Wistrand Henrik, Kaartinen Niina E, Jousilahti Pekka, Jalkanen Sirpa, Salmi Marko, Niiranen Teemu, Langén Ville Lauri
Faculty of Medicine, University of Turku, Turku, Finland.
Division of Medicine, Turku University Hospital and University of Turku, Turku, Finland.
Integr Blood Press Control. 2024 Dec 12;17:51-57. doi: 10.2147/IBPC.S483495. eCollection 2024.
The complex pathogenesis of hypertension, potentially involving inflammatory pathways, remains elusive. This study aimed to evaluate the relationship between 24-hour urinary sodium excretion and inflammatory cytokines alongside C-reactive protein (CRP) in a nationwide Finnish sample.
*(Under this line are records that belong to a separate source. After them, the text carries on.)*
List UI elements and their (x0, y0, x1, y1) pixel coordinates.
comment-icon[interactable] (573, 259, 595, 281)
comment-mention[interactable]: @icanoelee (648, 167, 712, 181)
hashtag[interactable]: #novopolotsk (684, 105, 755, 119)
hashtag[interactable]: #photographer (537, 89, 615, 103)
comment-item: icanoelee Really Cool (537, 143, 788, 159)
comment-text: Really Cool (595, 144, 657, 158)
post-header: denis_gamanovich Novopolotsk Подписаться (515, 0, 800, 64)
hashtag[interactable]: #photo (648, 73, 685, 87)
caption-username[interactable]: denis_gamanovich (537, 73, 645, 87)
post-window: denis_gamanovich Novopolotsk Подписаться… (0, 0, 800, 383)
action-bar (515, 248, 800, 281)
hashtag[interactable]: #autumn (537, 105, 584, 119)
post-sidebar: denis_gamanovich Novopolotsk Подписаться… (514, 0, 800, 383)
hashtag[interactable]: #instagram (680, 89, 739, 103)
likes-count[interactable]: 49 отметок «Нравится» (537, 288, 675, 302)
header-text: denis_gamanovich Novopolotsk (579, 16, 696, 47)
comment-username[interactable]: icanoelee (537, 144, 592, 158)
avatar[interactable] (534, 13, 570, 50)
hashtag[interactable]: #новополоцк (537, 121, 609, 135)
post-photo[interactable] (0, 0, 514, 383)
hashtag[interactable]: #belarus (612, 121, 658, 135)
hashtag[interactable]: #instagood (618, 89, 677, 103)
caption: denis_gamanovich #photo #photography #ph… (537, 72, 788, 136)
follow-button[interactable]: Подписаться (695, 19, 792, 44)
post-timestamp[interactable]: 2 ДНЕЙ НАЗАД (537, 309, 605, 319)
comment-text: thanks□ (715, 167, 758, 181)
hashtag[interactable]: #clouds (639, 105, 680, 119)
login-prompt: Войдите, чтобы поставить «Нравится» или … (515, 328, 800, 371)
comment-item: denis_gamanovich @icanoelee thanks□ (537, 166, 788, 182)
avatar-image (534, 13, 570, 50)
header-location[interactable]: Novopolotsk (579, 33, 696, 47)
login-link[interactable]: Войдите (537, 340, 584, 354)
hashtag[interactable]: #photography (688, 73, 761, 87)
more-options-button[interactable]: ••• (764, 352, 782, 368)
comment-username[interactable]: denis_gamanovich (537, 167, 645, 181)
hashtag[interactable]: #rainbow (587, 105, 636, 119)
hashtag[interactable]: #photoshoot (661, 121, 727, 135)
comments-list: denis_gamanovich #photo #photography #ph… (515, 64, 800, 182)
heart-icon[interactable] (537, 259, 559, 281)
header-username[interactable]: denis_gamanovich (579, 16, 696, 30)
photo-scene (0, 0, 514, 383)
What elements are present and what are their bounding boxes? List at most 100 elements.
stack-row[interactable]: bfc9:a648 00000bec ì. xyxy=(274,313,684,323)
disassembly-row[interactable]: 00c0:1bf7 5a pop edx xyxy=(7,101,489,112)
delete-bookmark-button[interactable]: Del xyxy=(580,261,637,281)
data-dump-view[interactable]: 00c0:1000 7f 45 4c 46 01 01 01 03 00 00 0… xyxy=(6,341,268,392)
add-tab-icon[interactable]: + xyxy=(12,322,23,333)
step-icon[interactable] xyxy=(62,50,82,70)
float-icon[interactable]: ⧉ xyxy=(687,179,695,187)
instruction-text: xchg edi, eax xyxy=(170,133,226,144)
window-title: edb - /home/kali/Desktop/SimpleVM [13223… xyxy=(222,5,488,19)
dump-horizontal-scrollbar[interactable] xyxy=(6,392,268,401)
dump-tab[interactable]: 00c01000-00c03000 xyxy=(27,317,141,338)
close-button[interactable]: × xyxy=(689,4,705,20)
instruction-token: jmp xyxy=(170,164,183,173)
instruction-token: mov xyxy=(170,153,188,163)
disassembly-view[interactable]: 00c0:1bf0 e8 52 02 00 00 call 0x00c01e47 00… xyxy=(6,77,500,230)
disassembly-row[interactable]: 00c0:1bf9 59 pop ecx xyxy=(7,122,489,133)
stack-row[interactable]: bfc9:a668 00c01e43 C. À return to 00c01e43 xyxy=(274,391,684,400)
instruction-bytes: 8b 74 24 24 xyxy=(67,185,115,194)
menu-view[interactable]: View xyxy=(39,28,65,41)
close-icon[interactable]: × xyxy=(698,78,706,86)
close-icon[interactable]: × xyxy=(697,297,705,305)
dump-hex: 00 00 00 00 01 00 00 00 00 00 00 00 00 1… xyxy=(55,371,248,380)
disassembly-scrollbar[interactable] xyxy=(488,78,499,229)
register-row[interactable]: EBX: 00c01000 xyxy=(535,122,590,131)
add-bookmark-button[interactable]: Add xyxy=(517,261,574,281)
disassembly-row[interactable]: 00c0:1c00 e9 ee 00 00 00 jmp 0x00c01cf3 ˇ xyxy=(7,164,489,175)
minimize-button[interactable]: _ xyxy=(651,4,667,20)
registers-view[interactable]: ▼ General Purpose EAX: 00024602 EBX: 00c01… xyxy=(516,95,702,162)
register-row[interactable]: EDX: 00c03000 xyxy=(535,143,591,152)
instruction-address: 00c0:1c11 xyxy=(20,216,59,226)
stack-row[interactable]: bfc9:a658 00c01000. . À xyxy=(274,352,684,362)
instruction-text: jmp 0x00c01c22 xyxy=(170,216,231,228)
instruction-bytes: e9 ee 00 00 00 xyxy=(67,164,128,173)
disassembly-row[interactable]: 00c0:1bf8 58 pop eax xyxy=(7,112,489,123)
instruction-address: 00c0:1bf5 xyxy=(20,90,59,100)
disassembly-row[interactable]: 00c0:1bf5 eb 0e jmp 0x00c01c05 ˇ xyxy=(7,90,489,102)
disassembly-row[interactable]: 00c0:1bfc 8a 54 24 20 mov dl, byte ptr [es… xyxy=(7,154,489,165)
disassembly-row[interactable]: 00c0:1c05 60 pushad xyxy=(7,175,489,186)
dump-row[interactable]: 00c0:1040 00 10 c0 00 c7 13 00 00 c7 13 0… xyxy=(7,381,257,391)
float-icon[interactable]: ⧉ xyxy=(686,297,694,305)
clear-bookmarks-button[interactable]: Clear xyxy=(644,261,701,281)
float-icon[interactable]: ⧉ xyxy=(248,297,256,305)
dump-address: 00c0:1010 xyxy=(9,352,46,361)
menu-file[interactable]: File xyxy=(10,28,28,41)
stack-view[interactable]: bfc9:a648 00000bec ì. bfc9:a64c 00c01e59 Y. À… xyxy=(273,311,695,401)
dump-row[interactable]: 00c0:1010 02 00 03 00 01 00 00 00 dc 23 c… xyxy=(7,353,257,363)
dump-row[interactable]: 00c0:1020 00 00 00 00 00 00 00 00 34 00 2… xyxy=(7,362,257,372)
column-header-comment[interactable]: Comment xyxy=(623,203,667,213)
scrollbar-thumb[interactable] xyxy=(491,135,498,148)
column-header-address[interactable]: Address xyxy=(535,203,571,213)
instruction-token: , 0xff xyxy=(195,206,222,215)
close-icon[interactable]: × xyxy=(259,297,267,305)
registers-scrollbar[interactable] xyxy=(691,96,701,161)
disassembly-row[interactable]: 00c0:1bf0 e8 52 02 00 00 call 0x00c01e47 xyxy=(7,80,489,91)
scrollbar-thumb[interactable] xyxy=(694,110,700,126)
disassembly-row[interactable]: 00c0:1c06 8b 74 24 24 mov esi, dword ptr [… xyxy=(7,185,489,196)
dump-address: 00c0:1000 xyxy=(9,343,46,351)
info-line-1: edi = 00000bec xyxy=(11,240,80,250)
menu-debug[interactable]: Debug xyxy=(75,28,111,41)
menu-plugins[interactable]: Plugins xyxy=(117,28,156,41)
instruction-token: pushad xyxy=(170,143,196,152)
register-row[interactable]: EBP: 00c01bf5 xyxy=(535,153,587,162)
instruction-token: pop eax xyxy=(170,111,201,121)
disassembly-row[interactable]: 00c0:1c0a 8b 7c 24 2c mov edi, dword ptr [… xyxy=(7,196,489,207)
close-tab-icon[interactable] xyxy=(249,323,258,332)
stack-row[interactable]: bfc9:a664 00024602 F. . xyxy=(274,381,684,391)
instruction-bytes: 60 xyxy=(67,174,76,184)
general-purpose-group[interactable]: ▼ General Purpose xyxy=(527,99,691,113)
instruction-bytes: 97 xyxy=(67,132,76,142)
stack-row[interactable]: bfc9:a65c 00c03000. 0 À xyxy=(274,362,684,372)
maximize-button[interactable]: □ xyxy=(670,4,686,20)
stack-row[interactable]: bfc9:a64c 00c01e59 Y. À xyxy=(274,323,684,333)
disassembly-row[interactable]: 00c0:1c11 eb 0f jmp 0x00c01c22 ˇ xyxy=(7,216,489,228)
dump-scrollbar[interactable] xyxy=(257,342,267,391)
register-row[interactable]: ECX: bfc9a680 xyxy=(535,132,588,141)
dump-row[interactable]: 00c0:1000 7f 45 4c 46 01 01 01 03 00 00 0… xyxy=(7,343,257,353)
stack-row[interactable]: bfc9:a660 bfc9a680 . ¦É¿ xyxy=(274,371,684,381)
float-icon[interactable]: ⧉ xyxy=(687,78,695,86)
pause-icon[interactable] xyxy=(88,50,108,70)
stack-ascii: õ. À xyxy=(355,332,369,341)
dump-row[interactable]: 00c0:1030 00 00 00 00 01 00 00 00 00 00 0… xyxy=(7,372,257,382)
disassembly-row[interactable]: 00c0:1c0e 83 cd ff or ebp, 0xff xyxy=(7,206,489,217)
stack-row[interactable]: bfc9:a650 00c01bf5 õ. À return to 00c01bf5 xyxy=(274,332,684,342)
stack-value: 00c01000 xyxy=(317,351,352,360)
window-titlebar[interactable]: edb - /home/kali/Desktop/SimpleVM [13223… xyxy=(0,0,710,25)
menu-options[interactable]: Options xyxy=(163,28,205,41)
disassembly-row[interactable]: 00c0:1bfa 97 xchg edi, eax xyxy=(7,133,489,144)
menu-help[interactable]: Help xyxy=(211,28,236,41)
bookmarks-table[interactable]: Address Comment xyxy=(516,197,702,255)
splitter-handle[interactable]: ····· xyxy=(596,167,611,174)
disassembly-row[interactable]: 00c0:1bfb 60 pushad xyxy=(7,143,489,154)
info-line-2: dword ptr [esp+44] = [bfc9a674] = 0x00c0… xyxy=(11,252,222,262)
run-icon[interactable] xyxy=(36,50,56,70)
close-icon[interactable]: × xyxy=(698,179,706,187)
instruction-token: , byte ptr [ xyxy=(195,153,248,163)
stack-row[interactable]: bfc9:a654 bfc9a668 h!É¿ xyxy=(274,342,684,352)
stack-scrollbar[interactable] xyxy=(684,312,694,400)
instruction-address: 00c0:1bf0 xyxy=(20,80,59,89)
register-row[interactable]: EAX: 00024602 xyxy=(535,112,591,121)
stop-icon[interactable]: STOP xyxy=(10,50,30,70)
265 participants from the FINRISK 2002 study were included in the analyses. Multivariable-adjusted associations of 24-hour urinary sodium with circulating CRP and 26 cytokines were examined.
24-hour urinary sodium was not significantly associated with any of the cytokines or CRP (p ≥ 0.02 for all, significance at <0.001). Adjustments for age, sex, serum creatinine concentration, and alcohol intake did not alter these results.
This cross-sectional study revealed no associations between 24-hour urinary sodium and cytokine or CRP levels. This does not suggest reducing salt intake would be unbeneficial in hypertension. Additional research is required to clarify the mechanisms through which salt may induce hypertension. Assessing sodium intake in epidemiological studies is also challenging.
高血压的发病机制复杂,可能涉及炎症途径,但仍不清楚。本研究旨在评估芬兰全国样本中24小时尿钠排泄与炎症细胞因子以及C反应蛋白(CRP)之间的关系。
分析纳入了来自2002年芬兰全国心血管疾病风险因素研究(FINRISK 2002)的265名参与者。研究了24小时尿钠与循环CRP及26种细胞因子的多变量调整关联。
24小时尿钠与任何细胞因子或CRP均无显著关联(所有p≥0.02,显著性水平<0.001)。对年龄、性别、血清肌酐浓度和酒精摄入量进行调整后,这些结果未改变。
这项横断面研究显示24小时尿钠与细胞因子或CRP水平之间无关联。这并不意味着减少盐摄入量对高血压患者没有益处。需要进一步研究以阐明盐可能诱发高血压的机制。在流行病学研究中评估钠摄入量也具有挑战性。